Most Iraqis are in Syria because they have been threatened -- some at gunpoint. Edward, who, like other Assyrians in Damascus goes to the AAS office to meet up with friends, told me he had seen six people killed and he himself had a gun put to his head and told that if he didn't leave, he and his family would die. Edward like most Assyrians wants to go to where there are substantial Assyrian communities such as the USA, Canada, Australia and New Zealand. Fewer numbers come to the UK; in London it is thought there are around 10,000 Assyrians.
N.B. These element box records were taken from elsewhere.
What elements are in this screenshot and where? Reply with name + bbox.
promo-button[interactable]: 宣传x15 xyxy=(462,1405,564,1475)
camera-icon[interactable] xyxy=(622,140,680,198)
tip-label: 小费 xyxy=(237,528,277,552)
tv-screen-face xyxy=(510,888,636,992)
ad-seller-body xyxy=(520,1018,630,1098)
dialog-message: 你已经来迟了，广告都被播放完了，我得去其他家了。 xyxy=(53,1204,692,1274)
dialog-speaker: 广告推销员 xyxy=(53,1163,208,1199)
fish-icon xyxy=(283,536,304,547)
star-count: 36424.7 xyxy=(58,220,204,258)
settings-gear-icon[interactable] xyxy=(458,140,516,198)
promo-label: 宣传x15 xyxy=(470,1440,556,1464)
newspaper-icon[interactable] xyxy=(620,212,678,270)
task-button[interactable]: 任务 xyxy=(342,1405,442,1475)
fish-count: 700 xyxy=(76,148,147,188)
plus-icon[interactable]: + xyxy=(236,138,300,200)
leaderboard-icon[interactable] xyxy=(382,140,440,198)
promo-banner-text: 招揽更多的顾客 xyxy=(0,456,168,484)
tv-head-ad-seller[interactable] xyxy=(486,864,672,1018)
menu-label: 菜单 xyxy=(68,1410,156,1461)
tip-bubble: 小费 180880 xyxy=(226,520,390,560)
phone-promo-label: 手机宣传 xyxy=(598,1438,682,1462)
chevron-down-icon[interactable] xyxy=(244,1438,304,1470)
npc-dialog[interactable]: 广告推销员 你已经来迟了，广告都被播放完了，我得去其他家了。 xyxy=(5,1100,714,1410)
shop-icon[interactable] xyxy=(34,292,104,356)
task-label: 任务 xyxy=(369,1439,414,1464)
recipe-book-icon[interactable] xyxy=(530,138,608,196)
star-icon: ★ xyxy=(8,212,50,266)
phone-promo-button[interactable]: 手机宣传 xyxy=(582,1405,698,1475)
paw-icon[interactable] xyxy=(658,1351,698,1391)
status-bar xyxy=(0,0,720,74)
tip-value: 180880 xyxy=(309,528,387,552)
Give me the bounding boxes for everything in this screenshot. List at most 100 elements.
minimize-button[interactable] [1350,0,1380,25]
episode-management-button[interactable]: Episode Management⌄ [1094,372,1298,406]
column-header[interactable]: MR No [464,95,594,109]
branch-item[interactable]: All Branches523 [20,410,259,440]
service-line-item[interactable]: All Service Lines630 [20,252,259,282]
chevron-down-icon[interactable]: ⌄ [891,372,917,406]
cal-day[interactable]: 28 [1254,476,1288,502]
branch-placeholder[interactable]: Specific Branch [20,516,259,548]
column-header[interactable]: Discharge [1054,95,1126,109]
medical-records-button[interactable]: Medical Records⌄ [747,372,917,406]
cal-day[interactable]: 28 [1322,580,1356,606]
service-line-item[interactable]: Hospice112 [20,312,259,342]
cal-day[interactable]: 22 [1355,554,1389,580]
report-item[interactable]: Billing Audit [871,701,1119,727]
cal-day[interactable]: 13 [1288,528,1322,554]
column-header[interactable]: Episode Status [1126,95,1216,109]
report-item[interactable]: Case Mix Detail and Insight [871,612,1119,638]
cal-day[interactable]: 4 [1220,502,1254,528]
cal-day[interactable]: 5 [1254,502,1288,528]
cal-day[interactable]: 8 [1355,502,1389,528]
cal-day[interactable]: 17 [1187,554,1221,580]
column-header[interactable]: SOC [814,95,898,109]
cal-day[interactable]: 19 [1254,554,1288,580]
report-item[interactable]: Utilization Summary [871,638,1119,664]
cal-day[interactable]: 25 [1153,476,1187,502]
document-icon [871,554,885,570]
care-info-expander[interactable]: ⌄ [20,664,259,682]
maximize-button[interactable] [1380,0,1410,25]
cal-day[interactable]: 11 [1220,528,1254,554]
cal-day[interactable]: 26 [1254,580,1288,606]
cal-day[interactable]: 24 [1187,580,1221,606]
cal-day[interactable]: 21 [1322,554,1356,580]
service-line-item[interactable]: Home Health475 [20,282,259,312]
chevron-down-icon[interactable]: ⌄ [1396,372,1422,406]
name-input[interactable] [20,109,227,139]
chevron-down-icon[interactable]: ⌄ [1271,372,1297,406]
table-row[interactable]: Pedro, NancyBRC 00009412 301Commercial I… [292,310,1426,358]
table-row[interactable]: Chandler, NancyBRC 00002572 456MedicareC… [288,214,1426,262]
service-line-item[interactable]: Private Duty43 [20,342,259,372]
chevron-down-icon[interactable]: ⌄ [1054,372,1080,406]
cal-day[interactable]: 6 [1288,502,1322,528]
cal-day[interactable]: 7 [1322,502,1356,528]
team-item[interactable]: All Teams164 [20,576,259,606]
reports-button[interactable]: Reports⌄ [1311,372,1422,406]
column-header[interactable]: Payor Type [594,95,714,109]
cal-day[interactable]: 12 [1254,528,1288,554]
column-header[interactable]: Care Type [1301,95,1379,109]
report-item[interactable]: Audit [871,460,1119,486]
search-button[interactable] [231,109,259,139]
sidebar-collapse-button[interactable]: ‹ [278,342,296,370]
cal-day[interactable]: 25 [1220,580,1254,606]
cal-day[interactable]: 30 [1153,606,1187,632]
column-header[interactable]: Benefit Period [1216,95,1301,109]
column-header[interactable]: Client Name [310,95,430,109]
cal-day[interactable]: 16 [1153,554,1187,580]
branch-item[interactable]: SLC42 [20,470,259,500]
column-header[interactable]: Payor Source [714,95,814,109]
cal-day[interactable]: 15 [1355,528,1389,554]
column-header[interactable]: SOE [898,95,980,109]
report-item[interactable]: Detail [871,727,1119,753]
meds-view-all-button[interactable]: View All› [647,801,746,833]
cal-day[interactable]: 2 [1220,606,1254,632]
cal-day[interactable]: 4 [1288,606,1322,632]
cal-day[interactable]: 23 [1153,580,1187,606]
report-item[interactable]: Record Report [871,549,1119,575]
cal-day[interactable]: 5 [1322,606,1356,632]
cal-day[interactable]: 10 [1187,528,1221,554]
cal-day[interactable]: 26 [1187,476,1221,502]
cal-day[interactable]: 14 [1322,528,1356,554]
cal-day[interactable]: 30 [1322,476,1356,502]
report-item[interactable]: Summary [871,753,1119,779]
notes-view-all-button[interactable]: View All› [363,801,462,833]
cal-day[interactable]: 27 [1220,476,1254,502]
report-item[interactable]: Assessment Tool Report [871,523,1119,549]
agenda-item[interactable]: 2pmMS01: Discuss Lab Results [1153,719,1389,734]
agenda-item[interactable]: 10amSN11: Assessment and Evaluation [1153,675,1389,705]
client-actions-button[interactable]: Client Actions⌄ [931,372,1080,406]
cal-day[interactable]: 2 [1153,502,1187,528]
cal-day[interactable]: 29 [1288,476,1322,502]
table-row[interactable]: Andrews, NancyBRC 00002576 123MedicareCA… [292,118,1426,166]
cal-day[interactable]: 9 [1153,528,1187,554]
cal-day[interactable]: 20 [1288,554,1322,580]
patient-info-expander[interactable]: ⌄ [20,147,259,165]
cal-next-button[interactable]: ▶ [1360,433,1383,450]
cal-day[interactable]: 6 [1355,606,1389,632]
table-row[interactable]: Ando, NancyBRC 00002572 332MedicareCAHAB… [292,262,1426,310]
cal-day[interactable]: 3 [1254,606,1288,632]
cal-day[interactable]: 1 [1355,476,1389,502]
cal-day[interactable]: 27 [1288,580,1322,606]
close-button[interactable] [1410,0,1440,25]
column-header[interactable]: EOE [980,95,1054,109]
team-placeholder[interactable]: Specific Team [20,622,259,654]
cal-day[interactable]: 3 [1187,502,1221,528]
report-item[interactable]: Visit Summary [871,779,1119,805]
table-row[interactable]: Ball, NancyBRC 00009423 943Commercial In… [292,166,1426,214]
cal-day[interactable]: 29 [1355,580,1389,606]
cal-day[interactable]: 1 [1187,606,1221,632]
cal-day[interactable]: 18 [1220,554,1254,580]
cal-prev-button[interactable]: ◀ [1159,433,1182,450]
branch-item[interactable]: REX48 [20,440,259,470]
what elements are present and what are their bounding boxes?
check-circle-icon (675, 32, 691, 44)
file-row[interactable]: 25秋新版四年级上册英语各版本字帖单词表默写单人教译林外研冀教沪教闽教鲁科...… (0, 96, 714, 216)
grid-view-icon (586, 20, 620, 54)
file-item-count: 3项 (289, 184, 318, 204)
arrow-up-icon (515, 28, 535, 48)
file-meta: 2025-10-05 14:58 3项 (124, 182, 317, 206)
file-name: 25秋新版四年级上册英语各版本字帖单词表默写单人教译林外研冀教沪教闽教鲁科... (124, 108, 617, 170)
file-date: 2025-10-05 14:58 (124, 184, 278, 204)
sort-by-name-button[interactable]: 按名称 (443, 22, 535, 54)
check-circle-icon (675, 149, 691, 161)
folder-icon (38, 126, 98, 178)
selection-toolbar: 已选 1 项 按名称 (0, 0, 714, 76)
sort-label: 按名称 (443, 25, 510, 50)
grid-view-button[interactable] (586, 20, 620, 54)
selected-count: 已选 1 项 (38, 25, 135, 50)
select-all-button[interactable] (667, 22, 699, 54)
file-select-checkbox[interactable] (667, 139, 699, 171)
Why should we support the Assyrian people? The Nineveh Plain in Iraq is one of the few places in the Middle East with a sizeable Christian community; a community that is the oldest surviving Christian population in the world. If the exodus of Iraqi Christians continues at the present rate there will be no Assyrians left in Iraq in a generation; this culture that traces it's ancestry for thousands of years will become extinct. At one time, The Church of the East was the world's greatest Christian church, spreading from the Mediterranean to India and parts of China. Realistically, the knowledge of Assyrian language and culture will soon become a topic of historical study. After all it won't take long for Assyrians in the USA, Australia, Canada, New Zealand and Britain to assimilate and become American, Australian, Canadian and British -- their Aramaic language and culture will disappear. The sceptic and cynic, however, might think this no bad thing and point to the wonderful stone fragments in the British Museum as adequate reminders of an ancient civilisation. But I for one would rather know that Assyrian Christians are alive and well and living in peace in the land they call home on Nineveh Plains in Iraq.